Symptoms of Panic Disorder
The panic attack can leave people feeling helpless and vulnerable, and it is also one of the major symptoms of panic disorder, a medical condition where the afflicted experiences frequent and often serious panic attacks or feelings of intense fear. The fear typically resonates from the expectation of having another attack.
Doctors are still unsure of the precise cause of panic disorder, but they do know a number of treatment options that are effective at reduce the frequency and severity of panic and anxiety attacks. Doctors currently believe that panic disorder is either caused by genetics, environmental factors, or psychological issues.
There are certain symptoms of panic disorder, but the main symptoms are the panic attacks themselves and the fear that stems from them.
Symptoms of a Panic Attack
A panic attack is the main symptom of panic disorder, and it consists of the sudden and abrupt onset of certain symptoms leading to a potentially debilitating feeling of intense apprehension and fear. Panic attacks are actually described in the DSM-IV, the main reference books used in the field of psychology which details the symptoms of mental disorders and issues, and most medical doctors go by the DSM-IV symptoms list for panic disorder when diagnosing the condition. Panic disorders can greatly range in both length and severity, with some only lasting a minute, and others lasting for hours. Panic attacks may have little effect on the person’s regular activities, or it may be so debilitating that they can no longer function and need medical attention to return to a normal state of being. There are 13 symptoms of panic attacks described in the DSM-IV, and for a panic attack to be classified as such, the person must develop four of them in under 10 minutes. The symptoms include;
- Hot flashes or chills
- Numbness or tingling of the limbs
- Fear of death, thoughts that you are dying
- Feeling of insanity, loss of control
- Feeling of detachment, loss of reality
- Lightheaded, dizziness, feeling like you might faint
- Abdominal pain and nausea
- Pain in the chest, around the heart
- Choking sensation
- Loss of breath, shortness of breath, feeling smothered
- Shaking and trembling
- Sudden sweating
- Accelerated pulse and heartbeat, palpitations
With panic disorder, these attacks are typically very sudden and typically do not have an outside trigger.
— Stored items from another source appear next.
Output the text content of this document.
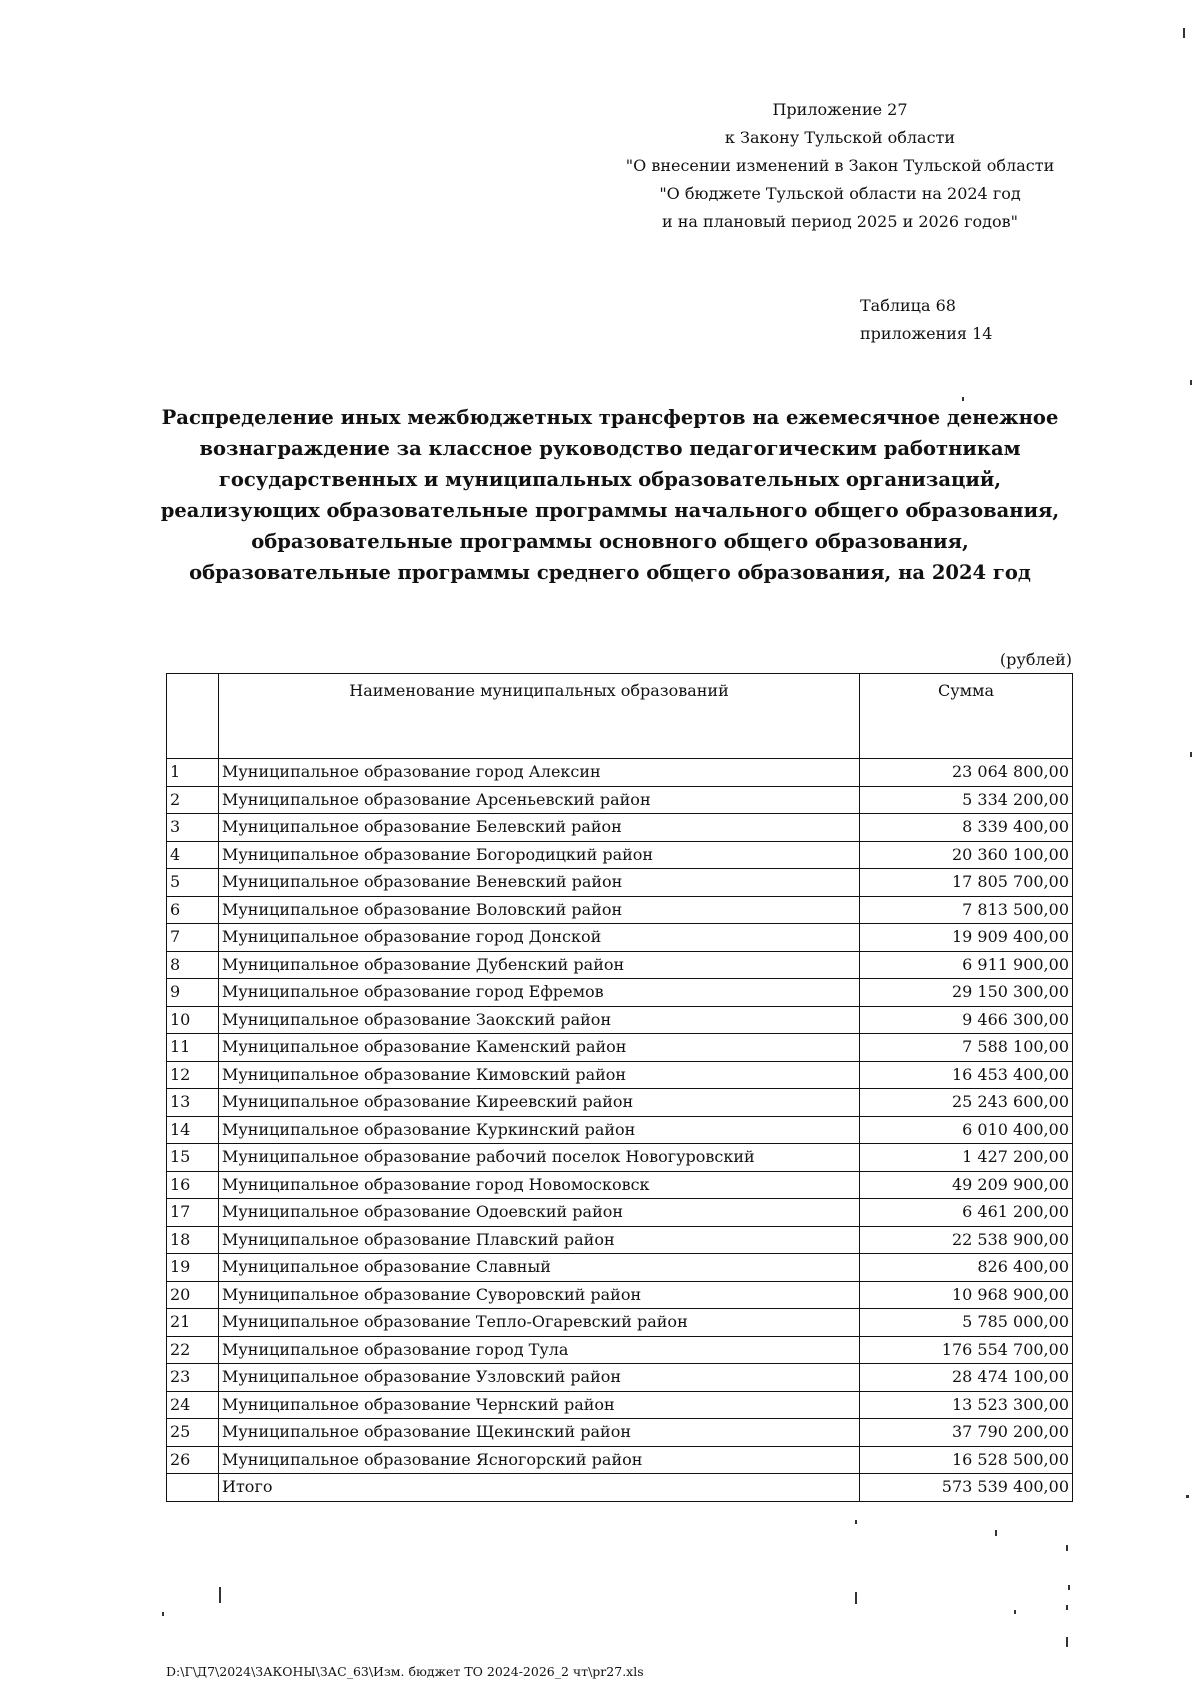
Приложение 27
к Закону Тульской области
"О внесении изменений в Закон Тульской области
"О бюджете Тульской области на 2024 год
и на плановый период 2025 и 2026 годов"
Таблица 68
приложения 14
Распределение иных межбюджетных трансфертов на ежемесячное денежное вознаграждение за классное руководство педагогическим работникам государственных и муниципальных образовательных организаций, реализующих образовательные программы начального общего образования, образовательные программы основного общего образования, образовательные программы среднего общего образования, на 2024 год
(рублей)
	Наименование муниципальных образований	Сумма
1	Муниципальное образование город Алексин	23 064 800,00
2	Муниципальное образование Арсеньевский район	5 334 200,00
3	Муниципальное образование Белевский район	8 339 400,00
4	Муниципальное образование Богородицкий район	20 360 100,00
5	Муниципальное образование Веневский район	17 805 700,00
6	Муниципальное образование Воловский район	7 813 500,00
7	Муниципальное образование город Донской	19 909 400,00
8	Муниципальное образование Дубенский район	6 911 900,00
9	Муниципальное образование город Ефремов	29 150 300,00
10	Муниципальное образование Заокский район	9 466 300,00
11	Муниципальное образование Каменский район	7 588 100,00
12	Муниципальное образование Кимовский район	16 453 400,00
13	Муниципальное образование Киреевский район	25 243 600,00
14	Муниципальное образование Куркинский район	6 010 400,00
15	Муниципальное образование рабочий поселок Новогуровский	1 427 200,00
16	Муниципальное образование город Новомосковск	49 209 900,00
17	Муниципальное образование Одоевский район	6 461 200,00
18	Муниципальное образование Плавский район	22 538 900,00
19	Муниципальное образование Славный	826 400,00
20	Муниципальное образование Суворовский район	10 968 900,00
21	Муниципальное образование Тепло-Огаревский район	5 785 000,00
22	Муниципальное образование город Тула	176 554 700,00
23	Муниципальное образование Узловский район	28 474 100,00
24	Муниципальное образование Чернский район	13 523 300,00
25	Муниципальное образование Щекинский район	37 790 200,00
26	Муниципальное образование Ясногорский район	16 528 500,00
	Итого	573 539 400,00
D:\Г\Д7\2024\ЗАКОНЫ\ЗАС_63\Изм. бюджет ТО 2024-2026_2 чт\pr27.xls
Most panic attacks will have some type of external trigger or conditional facts that leads the person to have the attack itself. With the panic attacks connected to panic disorder, these attacks typically come on suddenly and for little to no reason. This differentiate panic disorder from many of the other anxiety attack-based disorder acknowledged by the medical community. The panic attacks often connected to panic disorder are also more severe than your standard panic attack, leading to the development of a greater fear of them occurring.
There is also a special classification of panic attack exclusively created for and associated with panic disorder. The limited symptoms attacks are highly similar to panic attacks as described by the DSM-IV, but instead of having four present symptoms, they have less, but the major feeling and fear the person experiences is still there and the present symptoms are more severe than they would be with a common panic attack. Due to the severity or certain aspects of a limited symptom attack, they can easily be confused with serious medical conditions like a heart attack.
If four of these symptoms develop in a ten minutes period, it is very likely that you are experiencing a panic attack. As this the the main symptoms of panic disorder, the second of the symptoms of panic disorder is the fear of repeated attacks. This fear can make a person stay constantly in or completely avoid crowds, stay near medical treatment areas, refuse to engage in activities, or generally alter their life out of fear of having another panic attack. Panic disorder’s second symptoms is then agoraphobia. While many people believe this to be the fear of people or public places, agoraphobia is actually the fear of being in public because you may have a panic attack. If both of these symptoms are present, then panic disorder is commonly diagnosed.
Luckily, the symptoms of panic disorder can be treated an managed to prevent the condition from altering the person’s life to a certain degree. Many of those who suffer from panic disorder have serious issues with social situations and public places, completely taking away their normal life or preventing them from having one. If you recognize the symptoms of panic disorder in yourself, treatment options provide from a medical professional can greatly help reduce the severity of the condition.